Debugging Methods Used and Errors Faced - gautamramk/FQ-PIE-for-Linux-Kernel GitHub Wiki

Debugging Methods Used and Errors Faced

The major error faced in our project was a segmentation fault error. This was caused due to poor initialization of the skb pointer in the dequeue function. The skb pointer had a garbage value and when the 'qdisc_pkt_len' function when invoked on that pointer caused the system to hang.

The initialization segment of the dequeue function is as follows.
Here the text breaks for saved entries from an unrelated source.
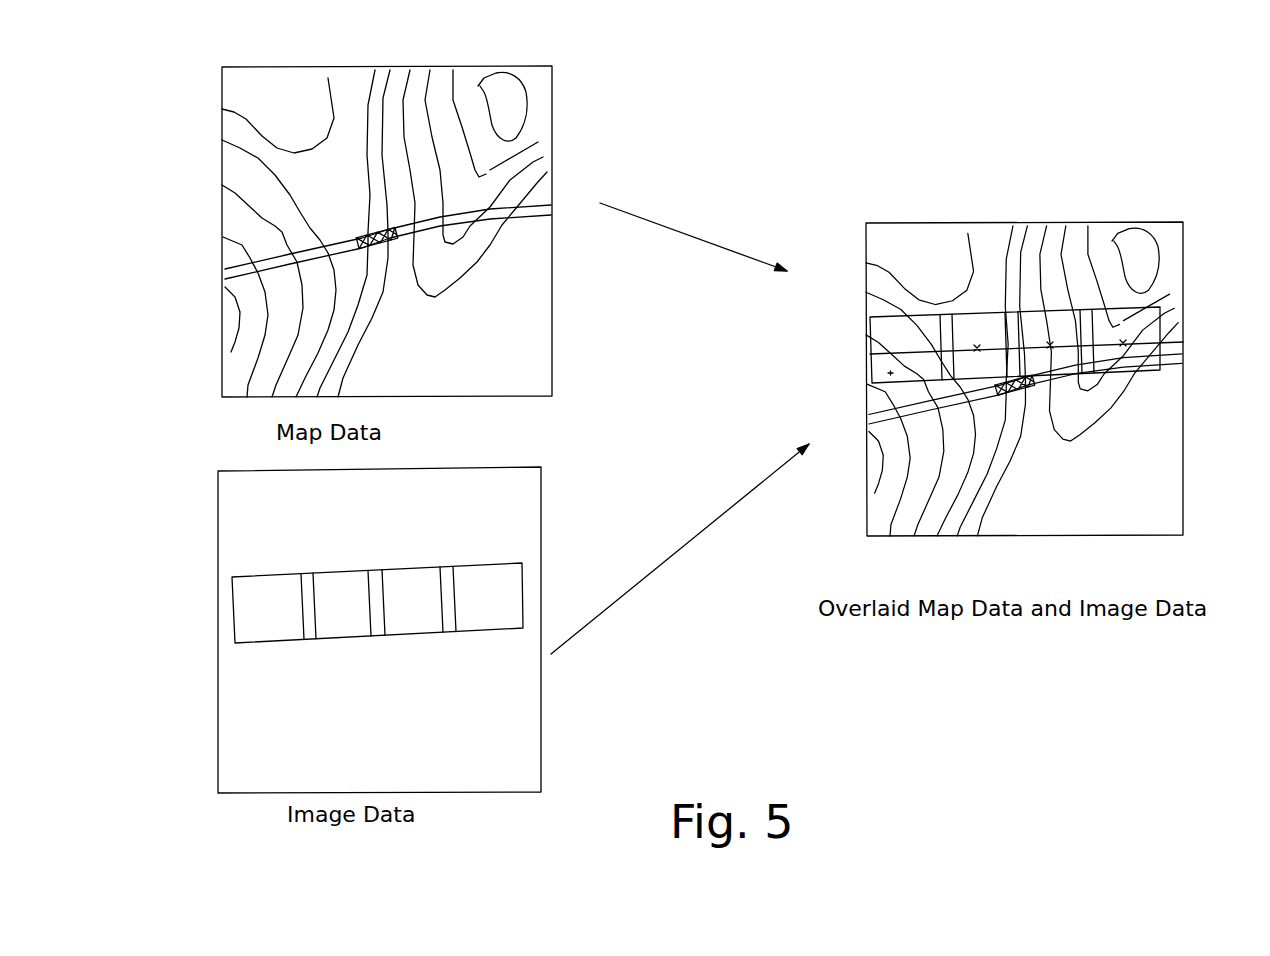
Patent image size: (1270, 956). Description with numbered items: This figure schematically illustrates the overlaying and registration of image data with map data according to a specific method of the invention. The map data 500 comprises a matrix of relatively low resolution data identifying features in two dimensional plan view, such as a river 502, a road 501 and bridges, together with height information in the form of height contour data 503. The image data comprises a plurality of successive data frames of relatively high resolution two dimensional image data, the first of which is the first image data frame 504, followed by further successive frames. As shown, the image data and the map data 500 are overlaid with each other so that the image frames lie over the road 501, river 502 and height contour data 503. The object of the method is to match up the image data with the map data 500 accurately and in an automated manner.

The map data 500 is at (553, 93).
The road 501 is at (316, 248).
The river 502 is at (375, 189).
The height contour data 503 is at (435, 297).
The image data frame I1 504 is at (489, 575).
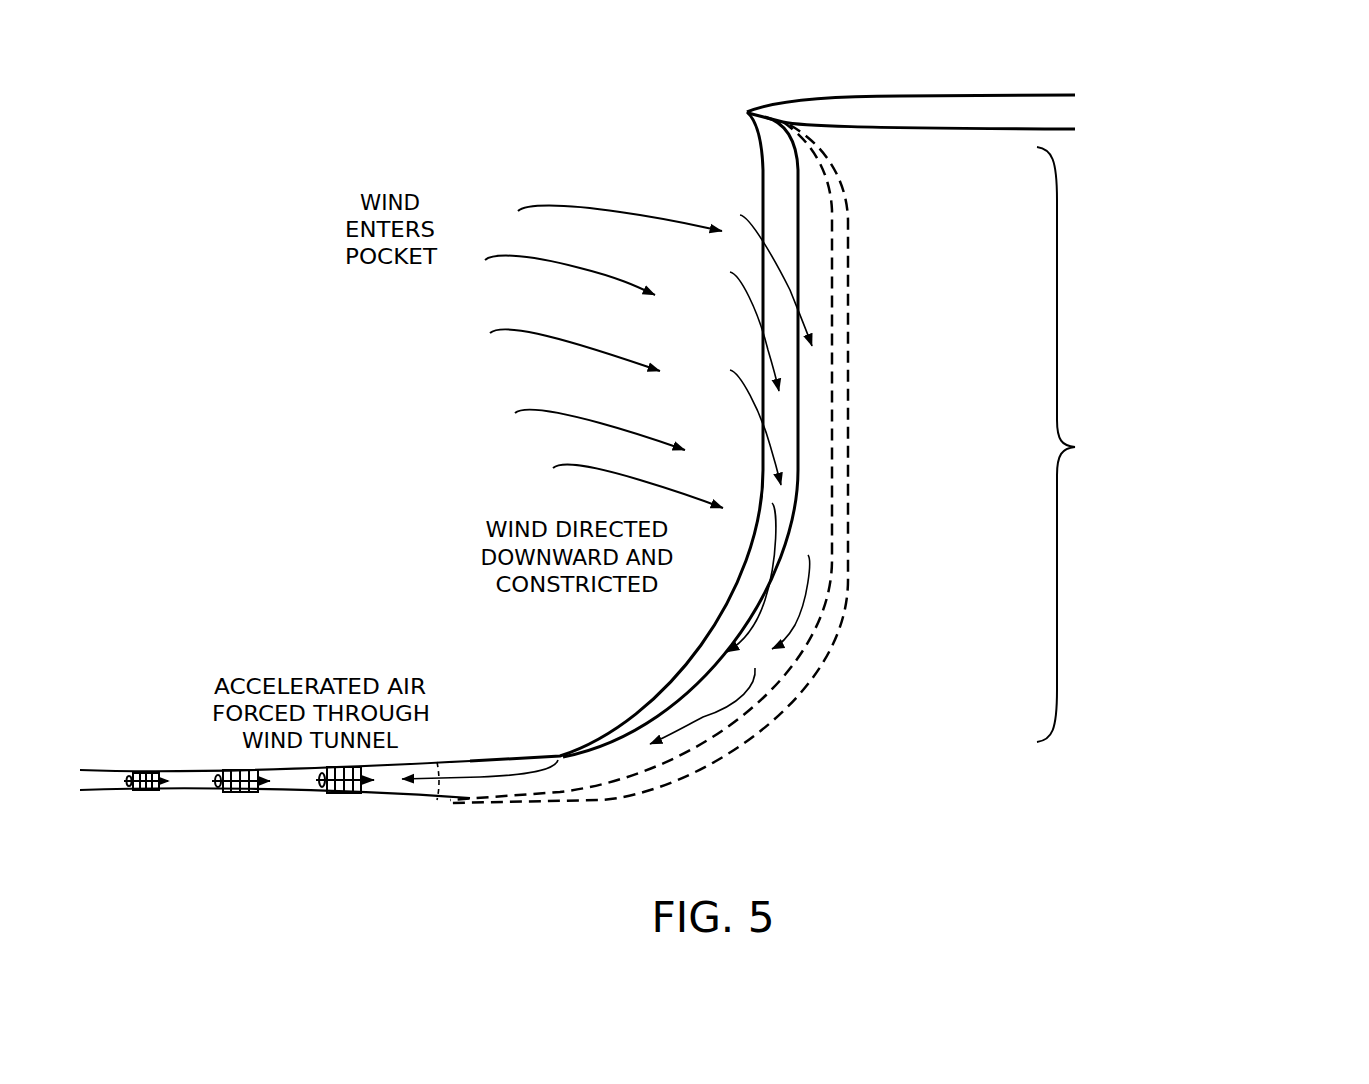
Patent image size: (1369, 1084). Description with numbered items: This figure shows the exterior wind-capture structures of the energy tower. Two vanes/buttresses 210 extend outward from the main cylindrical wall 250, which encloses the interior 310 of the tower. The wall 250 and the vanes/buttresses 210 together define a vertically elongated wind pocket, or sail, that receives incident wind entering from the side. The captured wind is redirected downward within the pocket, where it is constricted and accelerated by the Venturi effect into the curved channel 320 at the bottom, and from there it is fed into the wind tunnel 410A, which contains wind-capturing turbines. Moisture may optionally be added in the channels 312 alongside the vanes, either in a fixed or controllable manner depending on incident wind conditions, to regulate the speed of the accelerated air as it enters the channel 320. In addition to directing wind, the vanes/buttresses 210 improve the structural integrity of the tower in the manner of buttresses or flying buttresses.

struct fq_pie_sched_data *q = qdisc_priv(sch);
struct sk_buff *skb = NULL;
struct fq_pie_flow *flow;
struct list_head *head;
u32 uninitialized_var(pkt_len);

It was initially

struct fq_pie_sched_data *q = qdisc_priv(sch);
struct sk_buff *skb;
struct fq_pie_flow *flow;
struct list_head *head;
u32 uninitialized_var(pkt_len);

Testing Tried

Standard printk statements

We added printk statements between critical lines in the code. Using this, we were able to figure out that the error was in the dequeue function.

kgdb and kdb

This method failed to work. We tried to debug the kernel through kgdb, but kgdb requires the use of a serial port to connect the target and host machines. Setting up kgdboe (kgdb over ethernet) would have been an extremely time consuming process.

Lockdep

We initially thought that the error was caused due to a deadlock arising from locking the qdisc in the timer function. We tried to enable lockdep in the kernel and recompiled it. This failed as the system threw 'kernel panic error' while booting with lockdep enabled. We could not go ahead with this.

Changing the location of return statement in the dequeue function.

We constantly moved the return statment in the dequeue function. We intially put return NULL at the top of dequeue, and kept bringing it down till we could find a system hang. From this, we could properly isolate the area of the error.